Dog owners trying to place their pooches with a day care service are encountering screening processes that resemble those for child admissions at elite preschools, according to a May Wall Street Journal report. Urban Tails, in Houston, requires a four-page "dog personality profile" and an evaluative "peer session" with other dogs.

Dog Day Afternoons Country Day Prep in Boston requires two letters of reference, a seven-page application, and an "interview." After her dog, Ghillie, was turned down by one service, a woman acknowledged to the reporter that maybe her dog is "not gifted."


Dentists interviewed for a June New York Times story said they are increasingly seeing patients who are addicted to methamphetamine and who demonstrate "meth mouth," in which healthy teeth turn grayish-brown and "begin to fall out, and take on a peculiar texture less like that of hard enamel and more like that of a piece of ripened fruit."

And in March in Carthage, Tenn., Scott Stewart was sentenced to eight years in prison for running a home meth lab, despite his insistence that his goal was mainly to ensure that his meth was "safe" from the harmful chemicals other makers were putting into their products.


Among the accusations against Glenn Marcus, 52, arrested in New York City in May for allegedly detaining women and torturing them as sex slaves, are that he forced one of his victims to also create a website for him to market his sex photos and another victim to operate the website for up to 10 hours a day.


Chinese men smoke cigarettes at twice the rate U.S. men do, according to a June dispatch from Guiyang by Toronto's Globe and Mail. That includes an estimated 60 percent of male Chinese doctors, with about 90 percent of the men believing that smoking is either not harmful or actually healthful.
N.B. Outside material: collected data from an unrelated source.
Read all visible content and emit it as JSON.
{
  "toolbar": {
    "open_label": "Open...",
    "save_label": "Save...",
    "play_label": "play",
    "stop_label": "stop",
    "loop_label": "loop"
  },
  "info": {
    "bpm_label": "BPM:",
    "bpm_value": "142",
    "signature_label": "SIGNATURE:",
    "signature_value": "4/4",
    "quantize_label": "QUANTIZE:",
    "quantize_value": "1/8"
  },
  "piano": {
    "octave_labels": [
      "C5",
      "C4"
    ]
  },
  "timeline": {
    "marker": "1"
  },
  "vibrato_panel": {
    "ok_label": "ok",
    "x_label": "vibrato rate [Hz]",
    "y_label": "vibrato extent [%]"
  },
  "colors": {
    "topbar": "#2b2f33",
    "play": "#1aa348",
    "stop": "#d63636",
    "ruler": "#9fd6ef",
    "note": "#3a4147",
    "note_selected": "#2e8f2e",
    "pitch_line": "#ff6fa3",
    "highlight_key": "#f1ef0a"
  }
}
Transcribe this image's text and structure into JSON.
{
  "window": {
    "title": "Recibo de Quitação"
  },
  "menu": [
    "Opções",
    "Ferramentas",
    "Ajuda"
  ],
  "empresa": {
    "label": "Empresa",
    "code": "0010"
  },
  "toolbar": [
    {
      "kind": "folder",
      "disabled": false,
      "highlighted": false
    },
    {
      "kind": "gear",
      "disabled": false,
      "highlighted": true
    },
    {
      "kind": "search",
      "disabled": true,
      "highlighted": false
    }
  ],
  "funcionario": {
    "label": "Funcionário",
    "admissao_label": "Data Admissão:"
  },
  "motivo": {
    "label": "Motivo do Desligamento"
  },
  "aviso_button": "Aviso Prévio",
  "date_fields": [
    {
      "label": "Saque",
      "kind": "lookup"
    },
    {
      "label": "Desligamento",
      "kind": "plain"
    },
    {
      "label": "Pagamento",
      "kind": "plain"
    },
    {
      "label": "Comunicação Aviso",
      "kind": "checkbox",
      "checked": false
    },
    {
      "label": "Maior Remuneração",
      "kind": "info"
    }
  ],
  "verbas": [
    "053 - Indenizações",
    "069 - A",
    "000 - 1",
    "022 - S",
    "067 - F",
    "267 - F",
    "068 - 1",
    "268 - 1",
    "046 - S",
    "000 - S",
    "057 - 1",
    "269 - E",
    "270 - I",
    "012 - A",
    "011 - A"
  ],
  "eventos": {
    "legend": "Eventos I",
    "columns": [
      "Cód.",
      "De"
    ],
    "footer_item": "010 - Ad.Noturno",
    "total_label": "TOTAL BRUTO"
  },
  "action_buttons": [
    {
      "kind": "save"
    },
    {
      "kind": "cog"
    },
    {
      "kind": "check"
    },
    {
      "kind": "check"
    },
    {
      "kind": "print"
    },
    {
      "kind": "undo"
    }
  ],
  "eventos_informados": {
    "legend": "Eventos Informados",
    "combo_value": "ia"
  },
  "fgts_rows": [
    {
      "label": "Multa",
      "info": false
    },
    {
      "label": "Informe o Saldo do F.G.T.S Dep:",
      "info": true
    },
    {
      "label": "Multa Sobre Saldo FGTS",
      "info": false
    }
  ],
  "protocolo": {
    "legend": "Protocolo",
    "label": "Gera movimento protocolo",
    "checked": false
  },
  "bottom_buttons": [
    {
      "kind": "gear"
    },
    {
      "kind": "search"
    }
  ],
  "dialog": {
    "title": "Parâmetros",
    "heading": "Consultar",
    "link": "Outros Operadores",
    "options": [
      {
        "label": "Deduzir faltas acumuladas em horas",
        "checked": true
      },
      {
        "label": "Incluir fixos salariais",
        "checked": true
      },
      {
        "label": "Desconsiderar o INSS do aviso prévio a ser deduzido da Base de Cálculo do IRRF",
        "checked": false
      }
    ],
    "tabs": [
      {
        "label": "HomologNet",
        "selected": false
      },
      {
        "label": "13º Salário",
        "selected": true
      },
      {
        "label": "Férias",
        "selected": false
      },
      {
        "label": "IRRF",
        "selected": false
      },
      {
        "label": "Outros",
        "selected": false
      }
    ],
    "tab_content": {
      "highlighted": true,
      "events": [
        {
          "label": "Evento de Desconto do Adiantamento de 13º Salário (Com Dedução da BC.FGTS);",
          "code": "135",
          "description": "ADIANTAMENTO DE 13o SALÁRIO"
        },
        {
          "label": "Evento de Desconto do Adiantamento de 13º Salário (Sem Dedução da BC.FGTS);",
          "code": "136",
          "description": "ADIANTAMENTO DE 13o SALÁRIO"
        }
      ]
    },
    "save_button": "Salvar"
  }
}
Implicated in these beliefs is the government, whose cigarette monopoly sells 1.8 trillion units a year (at about 25 cents a pack) and apparently disseminates its own feel-good messages about smoking (e.g., that it enhances brain function, relieves schizophrenia, reduces the risk of Parkinson's disease), despite also requiring small health warnings on the package.


Organizers of the June 28 re-enactment of the 1805 Battle of Trafalgar, near Portsmouth, England (in which Britain's Admiral Nelson soundly defeated French and Spanish ships), have decided to remove all references to the defeated nations, calling the mock battle one between the "red" and the "blue," so as not to offend visiting dignitaries.


The South Carolina House's Judiciary Committee, voting in mid-April on two bills to upgrade the crimes of, respectively, gamecock fighting and spousal abuse, from misdemeanors to felonies, passed the former but tabled the latter for the remainder of 2005.

And Jerry Adams, deputy finance commissioner of Tennessee, was stranded for 13 hours in an elevator in the state Capitol in May without the use of the emergency telephone because the phone's line had been disconnected over the state's nonpayment of the bill.


Anthony Hudson, 43, a former city council candidate and a host of a cable TV program, was arrested in a disturbance in Akron, Ohio, in April; he was covered in silver Mylar foil, wearing an athletic supporter over his trousers, and calling himself the "King of Egypt."

And housing authorities in Sacramento, Calif., ordered the D'Souzas on Timberwood Court to take down the sheets of aluminum they had placed around their home to stop the neighbors from allegedly bombarding them with radio waves, which they say had given them headaches, lupus and other illnesses. A code enforcement spokesman said there was also foil aplenty covering the inside of the house.


Two cases from the latest toilet litigation: Scott A. Keller filed a lawsuit in March against the Pennsylvania Turnpike Commission, claiming he was seriously injured when a wall-mounted toilet at a rest stop collapsed, sending him to the floor, causing whiplash and other injuries to his neck and back.

And John Jenkins, 53, filed a lawsuit in Morgantown, W.Va., in June against the general contractor Chisler Inc. and another company, claiming that a portable toilet at a construction site exploded while he was using it (due to leaking methane gas underneath, which his cigarette ignited). Jenkins said he suffered severe burns to his face, neck, arms, torso and legs.